# Patagonia & grizzly management



## 45freezer (Jun 9, 2018)

Noticed that this hasn't been mentioned here, I posted this on Rokslide the other day but will leave it here as well. I encourage you to google "BC grizzly ban" and see what took place here, it's a damn shame and I just wanted to give some more insight into how it came about.

Hey guys,

Have been seeing lots of mentions of Patagonia in the clothing section and seeing lots in the classifieds. They undeniably do make high quality mountaineering gear and I can understand why some people would choose to wear their clothing. That said I get prorated on their gear through my work and won't buy a pair of socks from them...I don't part with my money easy and am always looking for a deal when I can find one. If a company isn't vocally pro hunting that's no deal breaker for me, everyone is entitled to their own views and causes. When a company is openly ANTI hunting though and supports groups that are actively working against my rights as a resident BC hunter I refuse to support them no matter how good the gear/deal is. In 2017, the "wildlife defense league" which is an anti hunting group based in BC, led the charge in having grizzly hunting banned throughout the province...we have the highest (and ever growing) griz population in the world and they need management just like any other species, actually more if you consider their lack of natural predators aside from us. The same group is currently pursuing doing the same with black bear, wolves, coyotes, lynx, cougar and bobcat and are being backed by the Vancouver Patagonia location. Patagonia has taken a hands off approach with this and stated that it has nothing to do with them and is simply an individual franchise decision. That doesn't sit very well with me since WDL events are being hosted at the Patagonia store itself, using the Patagonia name for credibility and the money being donated in the name of Patagonia was presumably earned off the marketing done by the brand itself.

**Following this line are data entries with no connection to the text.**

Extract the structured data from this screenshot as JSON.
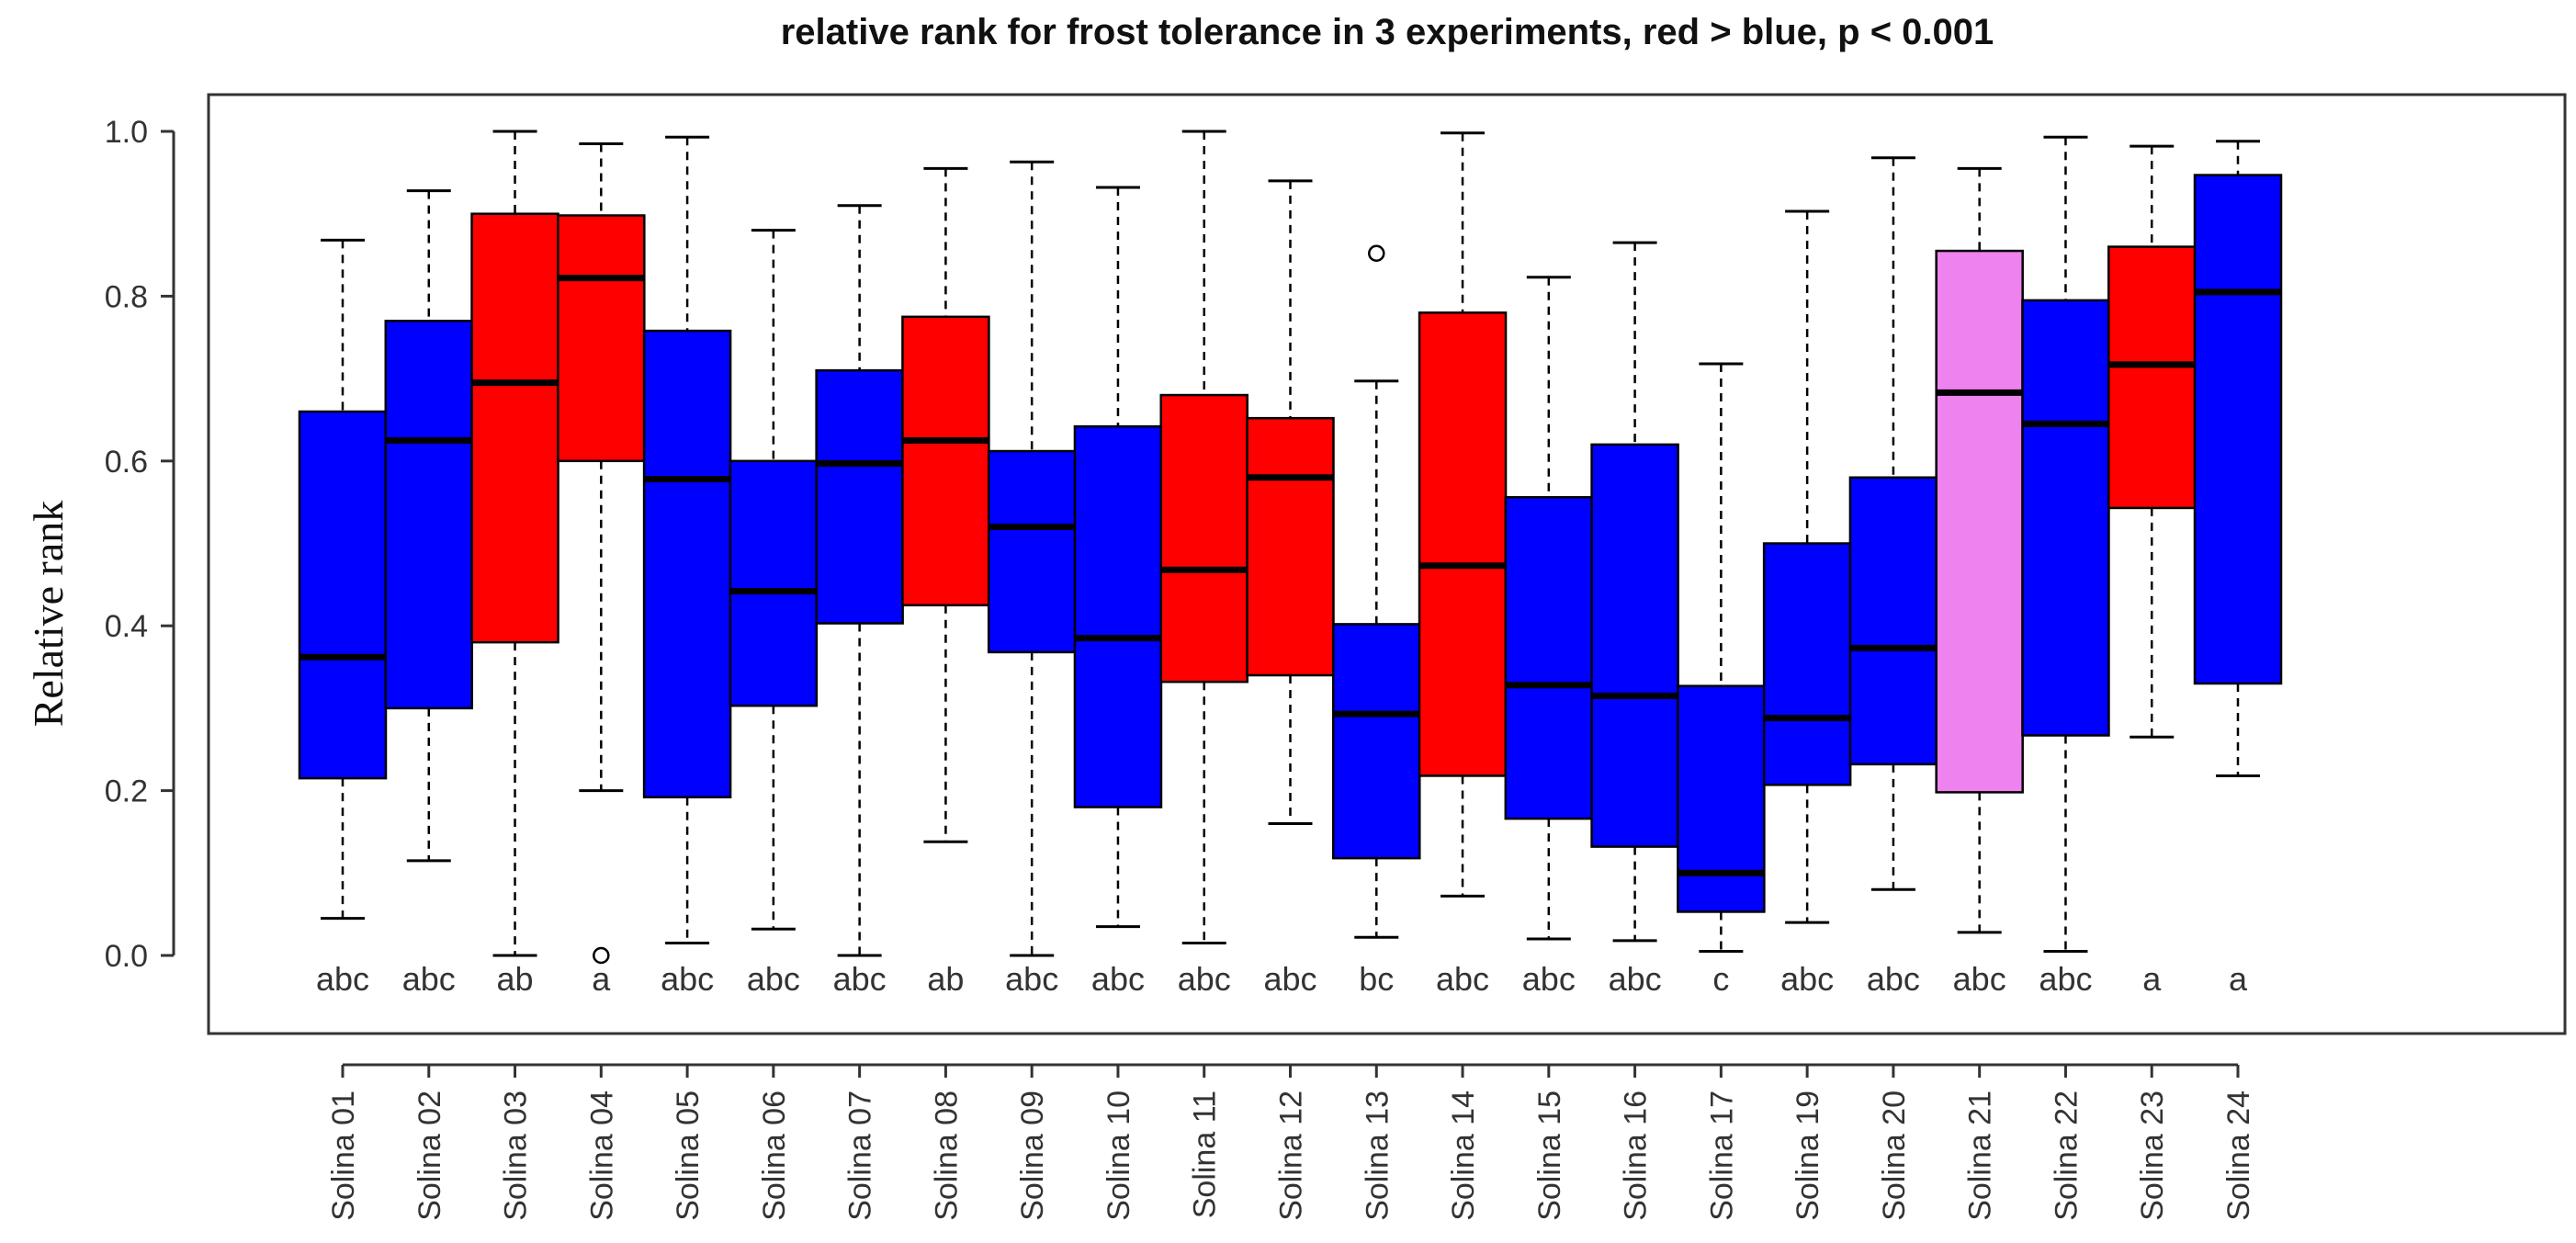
{
  "chart_data": {
    "type": "boxplot",
    "title": "relative rank for frost tolerance in 3 experiments, red > blue, p < 0.001",
    "xlabel": "",
    "ylabel": "Relative rank",
    "ylim": [
      -0.1,
      1.03
    ],
    "yticks": [
      0.0,
      0.2,
      0.4,
      0.6,
      0.8,
      1.0
    ],
    "ytick_labels": [
      "0.0",
      "0.2",
      "0.4",
      "0.6",
      "0.8",
      "1.0"
    ],
    "grid": false,
    "colors": {
      "red": "#ff0000",
      "blue": "#0000ff",
      "violet": "#ee82ee",
      "outline": "#000000"
    },
    "categories": [
      {
        "label": "Solina 01",
        "group": "abc",
        "color": "#0000ff",
        "whisker_low": 0.045,
        "q1": 0.215,
        "median": 0.362,
        "q3": 0.66,
        "whisker_high": 0.868,
        "outliers": []
      },
      {
        "label": "Solina 02",
        "group": "abc",
        "color": "#0000ff",
        "whisker_low": 0.115,
        "q1": 0.3,
        "median": 0.625,
        "q3": 0.77,
        "whisker_high": 0.928,
        "outliers": []
      },
      {
        "label": "Solina 03",
        "group": "ab",
        "color": "#ff0000",
        "whisker_low": 0.0,
        "q1": 0.38,
        "median": 0.695,
        "q3": 0.9,
        "whisker_high": 1.0,
        "outliers": []
      },
      {
        "label": "Solina 04",
        "group": "a",
        "color": "#ff0000",
        "whisker_low": 0.2,
        "q1": 0.6,
        "median": 0.822,
        "q3": 0.898,
        "whisker_high": 0.985,
        "outliers": [
          0.0
        ]
      },
      {
        "label": "Solina 05",
        "group": "abc",
        "color": "#0000ff",
        "whisker_low": 0.015,
        "q1": 0.192,
        "median": 0.578,
        "q3": 0.758,
        "whisker_high": 0.993,
        "outliers": []
      },
      {
        "label": "Solina 06",
        "group": "abc",
        "color": "#0000ff",
        "whisker_low": 0.032,
        "q1": 0.303,
        "median": 0.442,
        "q3": 0.6,
        "whisker_high": 0.88,
        "outliers": []
      },
      {
        "label": "Solina 07",
        "group": "abc",
        "color": "#0000ff",
        "whisker_low": 0.0,
        "q1": 0.403,
        "median": 0.597,
        "q3": 0.71,
        "whisker_high": 0.91,
        "outliers": []
      },
      {
        "label": "Solina 08",
        "group": "ab",
        "color": "#ff0000",
        "whisker_low": 0.138,
        "q1": 0.425,
        "median": 0.625,
        "q3": 0.775,
        "whisker_high": 0.955,
        "outliers": []
      },
      {
        "label": "Solina 09",
        "group": "abc",
        "color": "#0000ff",
        "whisker_low": 0.0,
        "q1": 0.368,
        "median": 0.52,
        "q3": 0.612,
        "whisker_high": 0.963,
        "outliers": []
      },
      {
        "label": "Solina 10",
        "group": "abc",
        "color": "#0000ff",
        "whisker_low": 0.035,
        "q1": 0.18,
        "median": 0.385,
        "q3": 0.642,
        "whisker_high": 0.932,
        "outliers": []
      },
      {
        "label": "Solina 11",
        "group": "abc",
        "color": "#ff0000",
        "whisker_low": 0.015,
        "q1": 0.332,
        "median": 0.468,
        "q3": 0.68,
        "whisker_high": 1.0,
        "outliers": []
      },
      {
        "label": "Solina 12",
        "group": "abc",
        "color": "#ff0000",
        "whisker_low": 0.16,
        "q1": 0.34,
        "median": 0.58,
        "q3": 0.652,
        "whisker_high": 0.94,
        "outliers": []
      },
      {
        "label": "Solina 13",
        "group": "bc",
        "color": "#0000ff",
        "whisker_low": 0.022,
        "q1": 0.118,
        "median": 0.293,
        "q3": 0.402,
        "whisker_high": 0.697,
        "outliers": [
          0.852
        ]
      },
      {
        "label": "Solina 14",
        "group": "abc",
        "color": "#ff0000",
        "whisker_low": 0.072,
        "q1": 0.218,
        "median": 0.473,
        "q3": 0.78,
        "whisker_high": 0.998,
        "outliers": []
      },
      {
        "label": "Solina 15",
        "group": "abc",
        "color": "#0000ff",
        "whisker_low": 0.02,
        "q1": 0.166,
        "median": 0.328,
        "q3": 0.556,
        "whisker_high": 0.823,
        "outliers": []
      },
      {
        "label": "Solina 16",
        "group": "abc",
        "color": "#0000ff",
        "whisker_low": 0.018,
        "q1": 0.132,
        "median": 0.315,
        "q3": 0.62,
        "whisker_high": 0.865,
        "outliers": []
      },
      {
        "label": "Solina 17",
        "group": "c",
        "color": "#0000ff",
        "whisker_low": 0.005,
        "q1": 0.053,
        "median": 0.1,
        "q3": 0.327,
        "whisker_high": 0.718,
        "outliers": []
      },
      {
        "label": "Solina 19",
        "group": "abc",
        "color": "#0000ff",
        "whisker_low": 0.04,
        "q1": 0.207,
        "median": 0.288,
        "q3": 0.5,
        "whisker_high": 0.903,
        "outliers": []
      },
      {
        "label": "Solina 20",
        "group": "abc",
        "color": "#0000ff",
        "whisker_low": 0.08,
        "q1": 0.232,
        "median": 0.373,
        "q3": 0.58,
        "whisker_high": 0.968,
        "outliers": []
      },
      {
        "label": "Solina 21",
        "group": "abc",
        "color": "#ee82ee",
        "whisker_low": 0.028,
        "q1": 0.198,
        "median": 0.683,
        "q3": 0.855,
        "whisker_high": 0.955,
        "outliers": []
      },
      {
        "label": "Solina 22",
        "group": "abc",
        "color": "#0000ff",
        "whisker_low": 0.005,
        "q1": 0.267,
        "median": 0.645,
        "q3": 0.795,
        "whisker_high": 0.993,
        "outliers": []
      },
      {
        "label": "Solina 23",
        "group": "a",
        "color": "#ff0000",
        "whisker_low": 0.265,
        "q1": 0.543,
        "median": 0.717,
        "q3": 0.86,
        "whisker_high": 0.982,
        "outliers": []
      },
      {
        "label": "Solina 24",
        "group": "a",
        "color": "#0000ff",
        "whisker_low": 0.218,
        "q1": 0.33,
        "median": 0.805,
        "q3": 0.947,
        "whisker_high": 0.988,
        "outliers": []
      }
    ]
  }
}
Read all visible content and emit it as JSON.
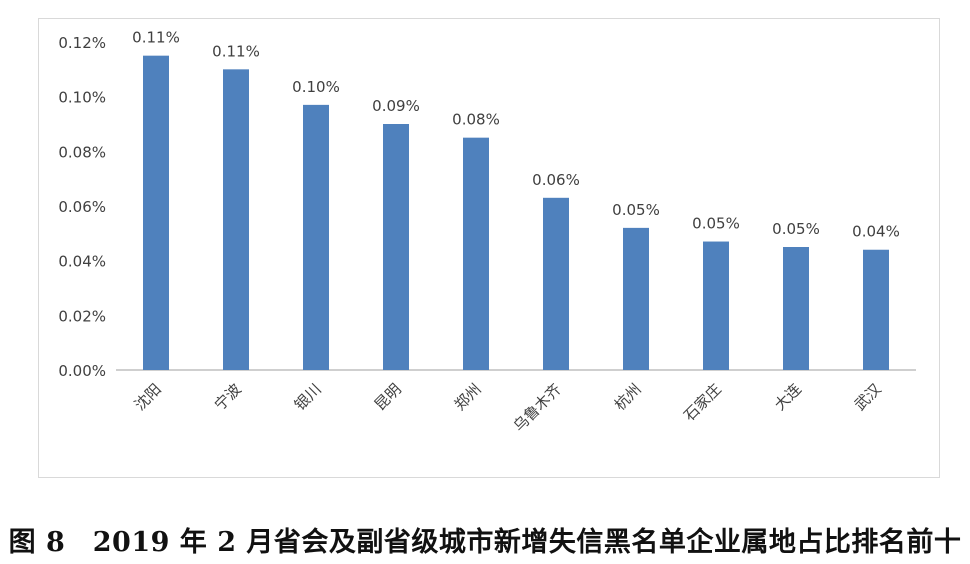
{
  "caption": "图 8　2019 年 2 月省会及副省级城市新增失信黑名单企业属地占比排名前十",
  "chart_data": {
    "type": "bar",
    "categories": [
      "沈阳",
      "宁波",
      "银川",
      "昆明",
      "郑州",
      "乌鲁木齐",
      "杭州",
      "石家庄",
      "大连",
      "武汉"
    ],
    "values": [
      0.115,
      0.11,
      0.097,
      0.09,
      0.085,
      0.063,
      0.052,
      0.047,
      0.045,
      0.044
    ],
    "data_labels": [
      "0.11%",
      "0.11%",
      "0.10%",
      "0.09%",
      "0.08%",
      "0.06%",
      "0.05%",
      "0.05%",
      "0.05%",
      "0.04%"
    ],
    "y_ticks": [
      "0.00%",
      "0.02%",
      "0.04%",
      "0.06%",
      "0.08%",
      "0.10%",
      "0.12%"
    ],
    "y_unit": "%",
    "ylim": [
      0,
      0.12
    ],
    "grid": false,
    "legend": "none",
    "bar_color": "#4f81bd",
    "axis_color": "#bfbfbf",
    "text_color": "#404040"
  }
}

Just thought I would fill you guys in on this, I've mentioned it before on other threads but figured I would drop it here as a reminder to vote with your dollar however you can this season. At this point I would rather hunt late season downpours in cotton mossy oak from walmart and embrace the suck than line Patagonia's pockets and help strip my own rights away, luckily we have companies that offer similar quality and also openly support hunting at a small premium if any.

Stay warm and dry, but first and foremost please support the maintenance of our rights and freedoms wherever possible!


----------



## flyingturbines (Jul 11, 2020)

Well.... That franchise decision would stop me from ever buying Patagonia sooo......


----------



## jcchiles (Oct 25, 2020)

Patagonia is not anti-hunting. They have videos on their website about promoting wild buffalo and showing Native Americans hunting them and then Harvesting the animal and selling meat on their website. I will only buy Patagonia fly fishing equipment, they do much for wilderness And protecting wild ecosystems Let alone their clothing is made using much less resources than other companies.


----------